Fig 4. Exogenous treatment of rat primary hippocampal cultures with cytotoxic concentrations of dodecomeric preparations of Aβ (Aβ_dod) results in increased YY1 protein levels and proteolysis.

(A) Western blot analyses of extracts from cells treated with Aβ_dod for 6 hr show an increase in full-length YY1 as well as the appearance of proteolytic cleavage fragments between 35 and 50 kDa at 10 μM but not 300 nM. (B) Densitometric analysis of the full-length 65 kDa YY1 band shows a statistically significant increase in full-length YY1 in cells treated with 10 μM Aβ_dod compared to control (p = 0.04). Comparisons were made using a Student’s t-test. Veh = vehicle, tub = tubulin.

Fig 5. Increase in p300 acetyltransferase activity in moderate (mAD) and severe AD (sAD) cases.

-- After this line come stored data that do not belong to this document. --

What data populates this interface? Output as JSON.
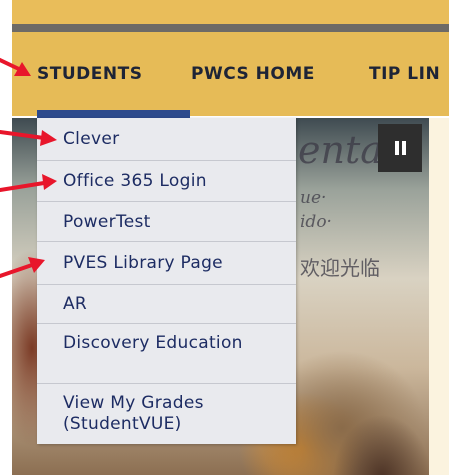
{
  "nav": {
    "items": [
      {
        "label": "STUDENTS",
        "active": true
      },
      {
        "label": "PWCS HOME"
      },
      {
        "label": "TIP LIN"
      }
    ]
  },
  "hero": {
    "mural_lines": [
      "enta",
      "ue·",
      "ido·",
      "欢迎光临"
    ],
    "pause_icon": "pause-icon"
  },
  "students_menu": {
    "items": [
      {
        "label": "Clever"
      },
      {
        "label": "Office 365 Login"
      },
      {
        "label": "PowerTest"
      },
      {
        "label": "PVES Library Page"
      },
      {
        "label": "AR"
      },
      {
        "label": "Discovery Education"
      },
      {
        "label": "View My Grades (StudentVUE)"
      }
    ]
  },
  "annotations": {
    "arrow_color": "#e8162b",
    "arrows": [
      "students",
      "clever",
      "office-365-login",
      "pves-library-page"
    ]
  },
  "colors": {
    "nav_background": "#e6bb57",
    "nav_text": "#1e2436",
    "active_underline": "#2d4a8c",
    "menu_background": "#e9eaee",
    "menu_text": "#1d2c63"
  }
}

Immunohistochemistry and immunofluorescence analyses of phosphor-Ser1834-p300 (p-p300) on paraffin sections from the hippocampal area CA1 of human brains from control (Ctrl) (A, D), moderate AD (mAD) (B, E) and severe AD (sAD) (C, F) show cytoplasmic granular labeling resembling granulovacuolar degeneration in pyramidal neurons (B, C, E, F; arrows) in AD tissue, which co-localize with phospho-tau (p-tau) in ~95% of p-p300-positive neurons (E, F; arrows). p-p300-positive threads (A, D, arrowheads) are also observed in affected tissue. Controls are negative for p-tau and p-p300 (A, D). (G) Immunoblots of nuclear and cytoplasmic fractions of temporal neocortex (BA38) from Ctrl, mAD and sAD cases show an increase in Ac-Lys382-p53 (Ac-p53) in AD (n = 7, mAD+sAD) compared to control (n = 5) in both fractions. Quantification using densitometric analysis reveals a significant increase in Ac-p53 in nuclear (H, p = 0.002) and cytoplasmic (I, p = 0.001) fractions compared to controls. (J) Immunoblots of whole tissue extracts from BA38 from Ctrl, mAD and sAD cases also show a significant increase in Ac-Lys14-Histone 3 (Ac-H3) in mAD (n = 7) and sAD (n = 6) compared to Ctrl (n = 7). (K) Quantification reveals a statistically significant increase in Ac-H3 in mAD (p = 0.004) and sAD (p = 0.0003) compared to control. Comparisons were made using a Student’s t-test. Control case 4 is a statistical outlier, more than 3 standard deviations above the mean, and was excluded from the analysis. (A–C) Scale bar = 50 μm, (D–F) scale bar = 50 μm.

Fig 6. ZMYM3 protein level significantly decreases in severe AD cases.

(A, B) Representative immunoblots using nuclear fractions from temporal neocortex (BA38) (A) and hippocampal area CA1 (B) show a decrease in the levels of ZMYM3 in severe Alzheimer’s disease (sAD) compared to control (Ctrl) and moderate Alzheimer’s disease (mAD). (C, D) Densitometric analyses of the 70 kDa band shows a significant decrease in ZMYM3 in severe AD cases in BA38 (n = 8; p = 0.0009) and CA1 (n = 6; p = 0.004) compared to controls in BA38 (n = 9) and CA1 (n = 7). Comparisons were made using a Student’s t-test.